I giganti “super-puff”: scoperti due pianeti meno densi dello zucchero filato. Lo studio
Due pianeti giganti, ma con una densità media inferiore a quella dello zucchero filato. È la sorprendente scoperta di un gruppo internazionale di ricercatori che ha individuato attorno alla stella TOI-791, simile al Sole e distante oltre 1.110 anni luce dalla Terra, uno dei sistemi planetari più rari finora conosciuti.
I due mondi, denominati TOI-791 b e TOI-791 c, hanno dimensioni paragonabili o persino superiori a quelle di Giove, ma una densità eccezionalmente bassa: rispettivamente circa 28 e 35 volte inferiore a quella del gigante del Sistema solare. Una caratteristica che li colloca tra i più estremi esempi conosciuti di pianeti “super-puff”, giganti gassosi con atmosfere molto estese e una densità media eccezionalmente ridotta, preziosi per comprendere i processi di formazione ed evoluzione dei pianeti.

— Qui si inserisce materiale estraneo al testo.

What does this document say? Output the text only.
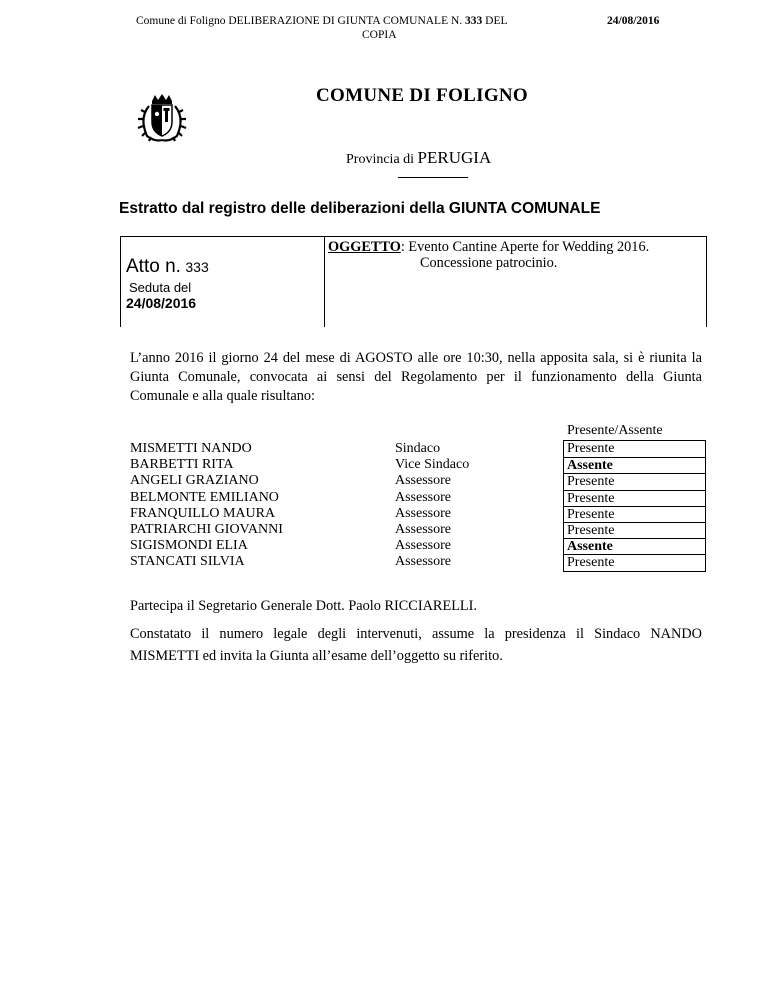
Comune di Foligno DELIBERAZIONE DI GIUNTA COMUNALE N. 333 DEL	24/08/2016
COPIA
COMUNE DI FOLIGNO
Provincia di PERUGIA
Estratto dal registro delle deliberazioni della GIUNTA COMUNALE
Atto n. 333
Seduta del
24/08/2016
OGGETTO: Evento Cantine Aperte for Wedding 2016.
Concessione patrocinio.
L’anno 2016 il giorno 24 del mese di AGOSTO alle ore 10:30, nella apposita sala, si è riunita la Giunta Comunale, convocata ai sensi del Regolamento per il funzionamento della Giunta Comunale e alla quale risultano:
Presente/Assente
MISMETTI NANDO
BARBETTI RITA
ANGELI GRAZIANO
BELMONTE EMILIANO
FRANQUILLO MAURA
PATRIARCHI GIOVANNI
SIGISMONDI ELIA
STANCATI SILVIA
Sindaco
Vice Sindaco
Assessore
Assessore
Assessore
Assessore
Assessore
Assessore
Presente
Assente
Presente
Presente
Presente
Presente
Assente
Presente
Partecipa il Segretario Generale Dott. Paolo RICCIARELLI.
Constatato il numero legale degli intervenuti, assume la presidenza il Sindaco NANDO MISMETTI ed invita la Giunta all’esame dell’oggetto su riferito.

Lo studio, pubblicato sulla rivista Monthly Notices of the Royal Astronomical Society, è stato coordinato dall’Università di Oxford con il contributo di ricercatori italiani dell’Osservatorio Astronomico di Campo Catino, delle Università Sapienza e Tor Vergata di Roma, dell’Istituto Nazionale di Fisica Nucleare e dell’Istituto Nazionale di Astrofisica di Cagliari.
I due pianeti sono stati individuati grazie ai dati raccolti dal telescopio spaziale TESS della Nasa nel corso di sette anni di osservazioni, per un totale di 1.122 giorni di monitoraggio. Attualmente sono noti soltanto altri quattro sistemi che ospitano una coppia di pianeti super-leggeri di questo tipo, rendendo TOI-791 un laboratorio naturale di straordinario interesse per gli astronomi.
“Si conoscono solo pochi esemplari di questa tipologia di pianeti ed è ancora più raro trovarne due nello stesso sistema”, osserva Georgina Dransfield, che ha guidato il team di ricerca. “La loro densità estremamente bassa li rende oggetti di studio affascinanti”.
A rendere ancora più singolare il sistema è il legame gravitazionale tra i due “fratelli”. I pianeti sono infatti in una quasi risonanza orbitale 5:3: ogni cinque orbite completate dal pianeta più interno, quello più esterno ne percorre quasi esattamente tre. Questa danza gravitazionale provoca piccole variazioni nei tempi con cui i due transitano davanti alla loro stella. Analizzando queste variazioni, gli astronomi hanno potuto determinarne la massa e, combinando questo dato con il raggio ricavato dai transiti, confermare la loro eccezionalmente bassa densità.